Ogni hobbista quando inizia a generarsi un reddito con un metodo qualunque, che sia offline o che sia online, arriverà ad un momento in cui dovrà necessariamente andare a dichiarare le proprie entrate per non risultare come un evasore fiscale. Come farà allora? Principalmente tramite partita Iva, motivo per cui dovrà tenere conto di questi due fattori:

  1. La sua attività dovrà essere svolta in maniera occasionale e non continuativa nel tempo.

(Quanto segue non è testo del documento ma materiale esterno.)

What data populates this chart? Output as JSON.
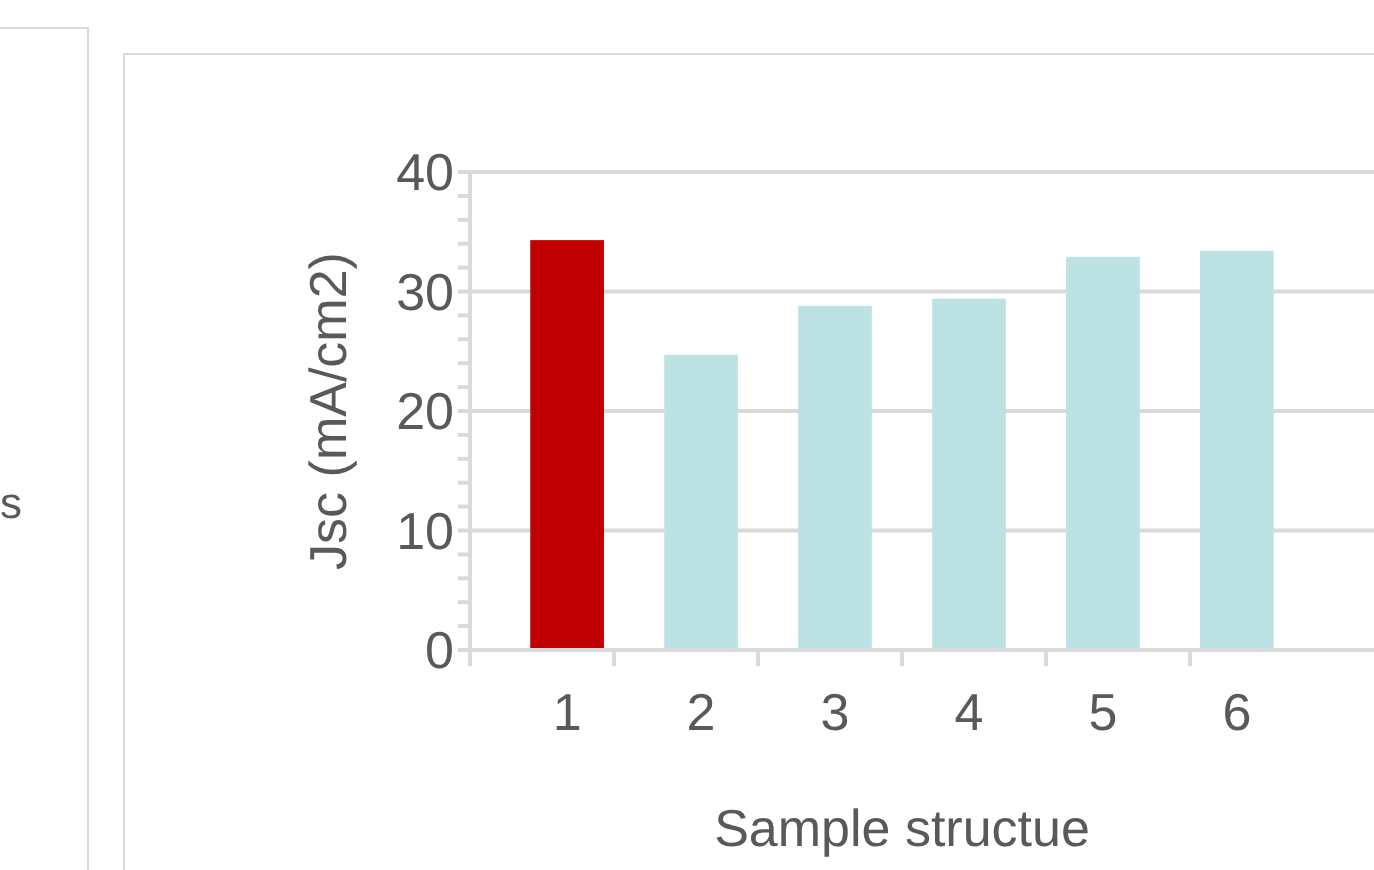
{
  "chart_data": {
    "type": "bar",
    "xlabel": "Sample structue",
    "ylabel": "Jsc (mA/cm2)",
    "categories": [
      "1",
      "2",
      "3",
      "4",
      "5",
      "6"
    ],
    "values": [
      34.3,
      24.7,
      28.8,
      29.4,
      32.9,
      33.4
    ],
    "colors": [
      "#c00000",
      "#bce2e4",
      "#bce2e4",
      "#bce2e4",
      "#bce2e4",
      "#bce2e4"
    ],
    "ylim": [
      0,
      40
    ],
    "yticks": [
      0,
      10,
      20,
      30,
      40
    ],
    "grid": "y",
    "annotations": [
      "s"
    ]
  }
}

Secondo le normative dovrà avere un massimo di 30 giorni l’anno, essere saltuaria e non professionale senza nessun vincolo di subordinazione.
  2. Secondo punto e assolutamente più importante del primo, i ricavi generati da tale attività dovranno essere certificati tramite una ricevuta non fiscale e non dovranno superare i 5000€ annui, altrimenti sarà necessario aprire una partita Iva.

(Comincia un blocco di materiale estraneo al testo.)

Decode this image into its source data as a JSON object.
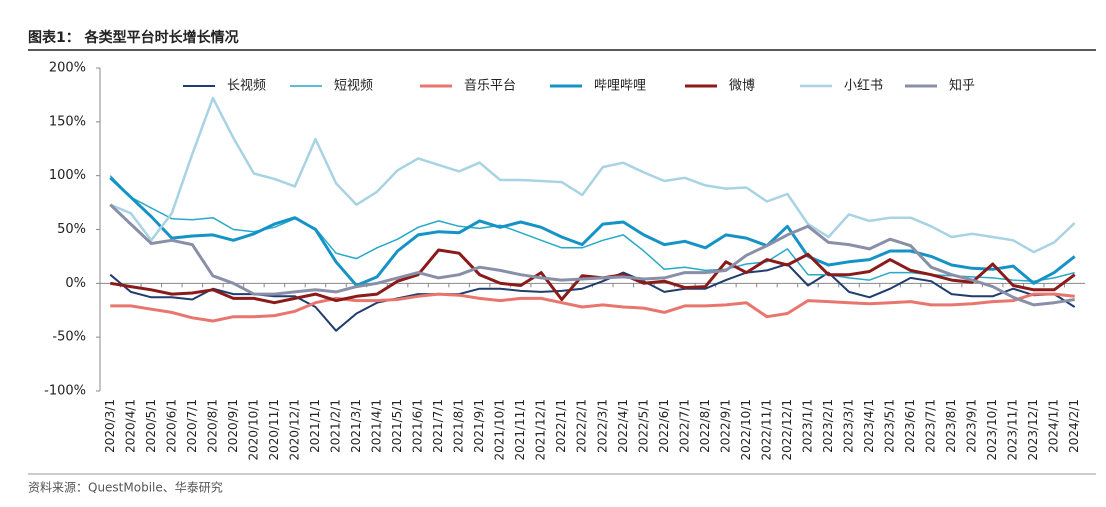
{
  "chart_data": {
    "type": "line",
    "title": "图表1： 各类型平台时长增长情况",
    "source": "资料来源：QuestMobile、华泰研究",
    "categories": [
      "2020/3/1",
      "2020/4/1",
      "2020/5/1",
      "2020/6/1",
      "2020/7/1",
      "2020/8/1",
      "2020/9/1",
      "2020/10/1",
      "2020/11/1",
      "2020/12/1",
      "2021/1/1",
      "2021/2/1",
      "2021/3/1",
      "2021/4/1",
      "2021/5/1",
      "2021/6/1",
      "2021/7/1",
      "2021/8/1",
      "2021/9/1",
      "2021/10/1",
      "2021/11/1",
      "2021/12/1",
      "2022/1/1",
      "2022/2/1",
      "2022/3/1",
      "2022/4/1",
      "2022/5/1",
      "2022/6/1",
      "2022/7/1",
      "2022/8/1",
      "2022/9/1",
      "2022/10/1",
      "2022/11/1",
      "2022/12/1",
      "2023/1/1",
      "2023/2/1",
      "2023/3/1",
      "2023/4/1",
      "2023/5/1",
      "2023/6/1",
      "2023/7/1",
      "2023/8/1",
      "2023/9/1",
      "2023/10/1",
      "2023/11/1",
      "2023/12/1",
      "2024/1/1",
      "2024/2/1"
    ],
    "ylim": [
      -100,
      200
    ],
    "yticks": [
      {
        "value": -100,
        "label": "-100%"
      },
      {
        "value": -50,
        "label": "-50%"
      },
      {
        "value": 0,
        "label": "0%"
      },
      {
        "value": 50,
        "label": "50%"
      },
      {
        "value": 100,
        "label": "100%"
      },
      {
        "value": 150,
        "label": "150%"
      },
      {
        "value": 200,
        "label": "200%"
      }
    ],
    "grid": false,
    "series": [
      {
        "name": "长视频",
        "color": "#1f3d6e",
        "values": [
          8,
          -8,
          -13,
          -13,
          -15,
          -5,
          -10,
          -10,
          -12,
          -12,
          -22,
          -44,
          -28,
          -18,
          -14,
          -10,
          -10,
          -10,
          -5,
          -5,
          -7,
          -8,
          -7,
          -5,
          2,
          10,
          2,
          -8,
          -5,
          -5,
          3,
          10,
          12,
          18,
          -2,
          10,
          -8,
          -13,
          -5,
          5,
          2,
          -10,
          -12,
          -12,
          -5,
          -11,
          -10,
          -22
        ]
      },
      {
        "name": "短视频",
        "color": "#27a9c9",
        "values": [
          100,
          80,
          70,
          60,
          59,
          61,
          50,
          48,
          52,
          60,
          51,
          28,
          23,
          33,
          41,
          52,
          58,
          53,
          51,
          54,
          47,
          40,
          33,
          33,
          40,
          45,
          30,
          13,
          15,
          12,
          13,
          18,
          20,
          32,
          8,
          8,
          5,
          3,
          10,
          10,
          8,
          7,
          6,
          5,
          3,
          2,
          5,
          10
        ]
      },
      {
        "name": "音乐平台",
        "color": "#e8766e",
        "values": [
          -21,
          -21,
          -24,
          -27,
          -32,
          -35,
          -31,
          -31,
          -30,
          -26,
          -18,
          -14,
          -16,
          -16,
          -15,
          -12,
          -10,
          -11,
          -14,
          -16,
          -14,
          -14,
          -18,
          -22,
          -20,
          -22,
          -23,
          -27,
          -21,
          -21,
          -20,
          -18,
          -31,
          -28,
          -16,
          -17,
          -18,
          -19,
          -18,
          -17,
          -20,
          -20,
          -19,
          -17,
          -16,
          -10,
          -10,
          -12
        ]
      },
      {
        "name": "哔哩哔哩",
        "color": "#1593c6",
        "values": [
          98,
          80,
          62,
          42,
          44,
          45,
          40,
          46,
          55,
          61,
          50,
          20,
          -2,
          6,
          30,
          45,
          48,
          47,
          58,
          52,
          57,
          52,
          43,
          36,
          55,
          57,
          45,
          36,
          39,
          33,
          45,
          42,
          35,
          53,
          25,
          17,
          20,
          22,
          30,
          30,
          25,
          17,
          14,
          13,
          16,
          0,
          10,
          25
        ]
      },
      {
        "name": "微博",
        "color": "#8b1a1a",
        "values": [
          0,
          -3,
          -6,
          -10,
          -9,
          -6,
          -14,
          -14,
          -18,
          -14,
          -10,
          -16,
          -12,
          -10,
          2,
          8,
          31,
          28,
          8,
          0,
          -2,
          10,
          -15,
          7,
          5,
          8,
          0,
          2,
          -4,
          -3,
          20,
          10,
          22,
          17,
          27,
          8,
          8,
          11,
          22,
          12,
          8,
          3,
          1,
          18,
          -2,
          -6,
          -6,
          8
        ]
      },
      {
        "name": "小红书",
        "color": "#a8d3e3",
        "values": [
          73,
          65,
          40,
          65,
          120,
          172,
          135,
          102,
          97,
          90,
          134,
          93,
          73,
          85,
          105,
          116,
          110,
          104,
          112,
          96,
          96,
          95,
          94,
          82,
          108,
          112,
          103,
          95,
          98,
          91,
          88,
          89,
          76,
          83,
          55,
          43,
          64,
          58,
          61,
          61,
          53,
          43,
          46,
          43,
          40,
          29,
          38,
          56
        ]
      },
      {
        "name": "知乎",
        "color": "#8a8fa8",
        "values": [
          73,
          55,
          37,
          40,
          36,
          7,
          0,
          -10,
          -10,
          -8,
          -6,
          -8,
          -3,
          0,
          5,
          10,
          5,
          8,
          15,
          12,
          8,
          5,
          3,
          4,
          5,
          6,
          4,
          5,
          10,
          10,
          12,
          26,
          35,
          45,
          53,
          38,
          36,
          32,
          41,
          35,
          15,
          8,
          3,
          -3,
          -13,
          -20,
          -18,
          -15
        ]
      }
    ]
  }
}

Dunque se rientrate in questi punti, siete considerati hobbisti, ma se non li rispettate allora siete legalmente considerati come “venditori professionisti”. Se l’attività verrà dunque considerata di “vendita continuativa” oppure è stata superata la soglia dei 5 mila euro, siete considerati commercianti con obbligo appunto di apertura di partita Iva, iscrizione alla Camera di Commercio e alla presentazione della Segnalazione certificata di inizio attività (SCIA) al comune di residenza, più, l’obbligo di tenuta delle scritture contabili. Per tutto ciò è chiaro che è molto utile avere un Dottore commercialista a cui affidarsi.

Come funziona invece la ricevuta non fiscale per gli hobbisti?

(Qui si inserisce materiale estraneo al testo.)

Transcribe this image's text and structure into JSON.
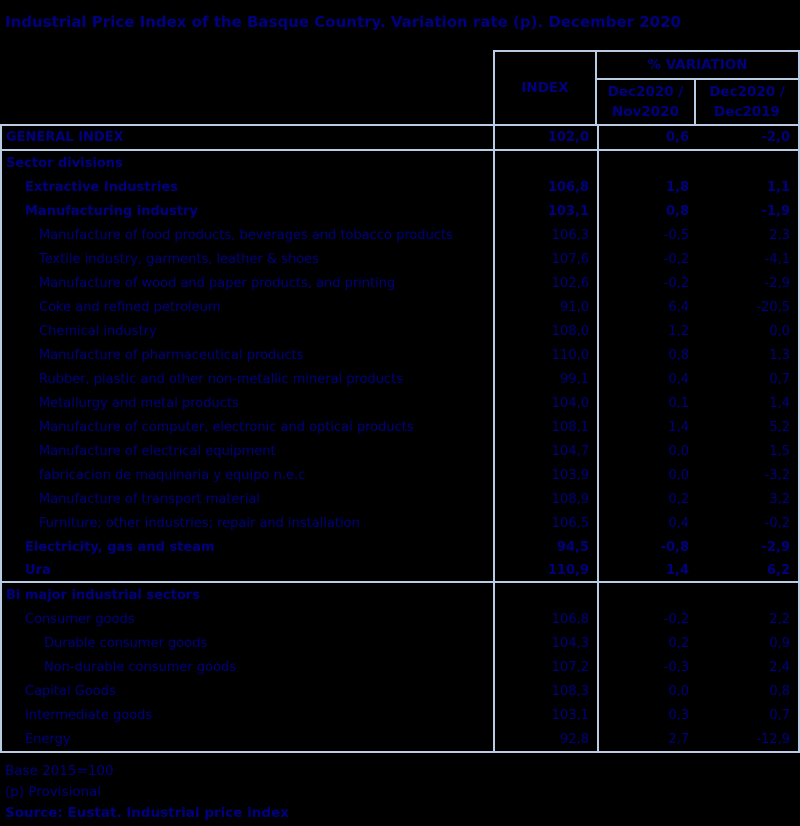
{
  "title": "Industrial Price Index of the Basque Country. Variation rate (p). December 2020",
  "colors": {
    "background": "#000000",
    "text": "#000080",
    "border": "#b8cce4"
  },
  "table": {
    "header": {
      "index_label": "INDEX",
      "variation_label": "% VARIATION",
      "col_nov": "Dec2020 /\nNov2020",
      "col_dec": "Dec2020 /\nDec2019"
    },
    "rows": [
      {
        "label": "GENERAL INDEX",
        "index": "102,0",
        "var_nov": "0,6",
        "var_dec": "-2,0"
      },
      {
        "label": "Sector divisions",
        "index": "",
        "var_nov": "",
        "var_dec": ""
      },
      {
        "label": "Extractive Industries",
        "index": "106,8",
        "var_nov": "1,8",
        "var_dec": "1,1"
      },
      {
        "label": "Manufacturing industry",
        "index": "103,1",
        "var_nov": "0,8",
        "var_dec": "-1,9"
      },
      {
        "label": "Manufacture of food products, beverages and tobacco products",
        "index": "106,3",
        "var_nov": "-0,5",
        "var_dec": "2,3"
      },
      {
        "label": "Textile industry, garments, leather & shoes",
        "index": "107,6",
        "var_nov": "-0,2",
        "var_dec": "-4,1"
      },
      {
        "label": "Manufacture of wood and paper products, and printing",
        "index": "102,6",
        "var_nov": "-0,2",
        "var_dec": "-2,9"
      },
      {
        "label": "Coke and refined petroleum",
        "index": "91,0",
        "var_nov": "6,4",
        "var_dec": "-20,5"
      },
      {
        "label": "Chemical industry",
        "index": "108,0",
        "var_nov": "1,2",
        "var_dec": "0,0"
      },
      {
        "label": "Manufacture of pharmaceutical products",
        "index": "110,0",
        "var_nov": "0,8",
        "var_dec": "1,3"
      },
      {
        "label": "Rubber, plastic and other non-metallic mineral products",
        "index": "99,1",
        "var_nov": "0,4",
        "var_dec": "0,7"
      },
      {
        "label": "Metallurgy and metal products",
        "index": "104,0",
        "var_nov": "0,1",
        "var_dec": "1,4"
      },
      {
        "label": "Manufacture of computer, electronic and optical products",
        "index": "108,1",
        "var_nov": "1,4",
        "var_dec": "5,2"
      },
      {
        "label": "Manufacture of electrical equipment",
        "index": "104,7",
        "var_nov": "0,0",
        "var_dec": "1,5"
      },
      {
        "label": "fabricacion de maquinaria y equipo n.e.c",
        "index": "103,9",
        "var_nov": "0,0",
        "var_dec": "-3,2"
      },
      {
        "label": "Manufacture of transport material",
        "index": "108,9",
        "var_nov": "0,2",
        "var_dec": "3,2"
      },
      {
        "label": "Furniture; other industries; repair and installation",
        "index": "106,5",
        "var_nov": "0,4",
        "var_dec": "-0,2"
      },
      {
        "label": "Electricity, gas and steam",
        "index": "94,5",
        "var_nov": "-0,8",
        "var_dec": "-2,9"
      },
      {
        "label": "Ura",
        "index": "110,9",
        "var_nov": "1,4",
        "var_dec": "6,2"
      },
      {
        "label": "Bi major industrial sectors",
        "index": "",
        "var_nov": "",
        "var_dec": ""
      },
      {
        "label": "Consumer goods",
        "index": "106,8",
        "var_nov": "-0,2",
        "var_dec": "2,2"
      },
      {
        "label": "Durable consumer goods",
        "index": "104,3",
        "var_nov": "0,2",
        "var_dec": "0,9"
      },
      {
        "label": "Non-durable consumer goods",
        "index": "107,2",
        "var_nov": "-0,3",
        "var_dec": "2,4"
      },
      {
        "label": "Capital Goods",
        "index": "108,3",
        "var_nov": "0,0",
        "var_dec": "0,8"
      },
      {
        "label": "Intermediate goods",
        "index": "103,1",
        "var_nov": "0,3",
        "var_dec": "0,7"
      },
      {
        "label": "Energy",
        "index": "92,8",
        "var_nov": "2,7",
        "var_dec": "-12,9"
      }
    ]
  },
  "footer": {
    "base": "Base 2015=100",
    "provisional": "(p) Provisional",
    "source": "Source: Eustat. Industrial price index"
  }
}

Un hobbista può dunque essere considerato come una sorta di prestatore d’opera occasionale, un venditore occasionale che decide per un certo periodo di vendere un prodotto o un servizio realizzato, ma con introiti strettamente limitati sotto i 5000€ l’anno. La normativa fiscale a riguardo è molto più semplice. Il primo punto da rispettare è l’emissione della ricevuta non fiscale, emessa dai privati quando si ha la cessione di un bene. Quando l’importo supera i 77,47€ allora bisognerà apporre una marca da bollo da 2€ che in genere è a carico di chi ottiene il guadagno, ma può essere anche addebitata all’acquirente. Le ricevute in questione andranno poi conservate perché oltre ad attestare la transazione di denaro appena effettuata, permettono di capire se effettuare o meno la dichiarazione dei redditi con queste entrate extra. Fino a 4800€ si è esonerati dalla dichiarazione. In caso contrario, se si è anche dei lavoratori dipendenti, queste entrate andranno indicate come “redditi diversi”, come specificato all’articolo 67 del DPR n.917/86.

Per gli hobbisti dediti alla vendita nei mercatini

Per quegli hobbisti che partecipano a veri e propri mercatini in maniera occasionale per vendere i propri prodotti, bisognerà essere in possesso di tutta la documentazione per la “vendita temporanea” da esibire qualora ci fossero dei controlli da parte delle forze dell’ordine. Per sarà necessario avere una dichiarazione sostitutiva di atto di notorietà, dove si dichiara secondo articolo 4, comma 2, lettera h), D.Lgs. n. 114/98, di andare ad effettuare questa vendita in maniera occasionale presso il dato comune e solo di prodotti homemade. Alcuni comuni in più potranno fornire un vero e proprio tesserino degli hobbisti e in più, sarà necessaria la documentazione che attesterà il pagamento per occupazione di suolo pubblico. Leggi anche qui, se e quando conviene aprire una partita iva.

Hobbista su internet

Su internet cambia la questione. Se un hobbista decide di aprire anche solo un sito vetrina dove pubblicizzare i propri prodotti, qualora questi siano con un prezzo in vista, allora sarà necessaria aprire una partita Iva che andrà indicata. Questo perché per l’Amministrazione finanziaria, colui che vende dei propri prodotti online diventa a tutti gli effetti un commerciante.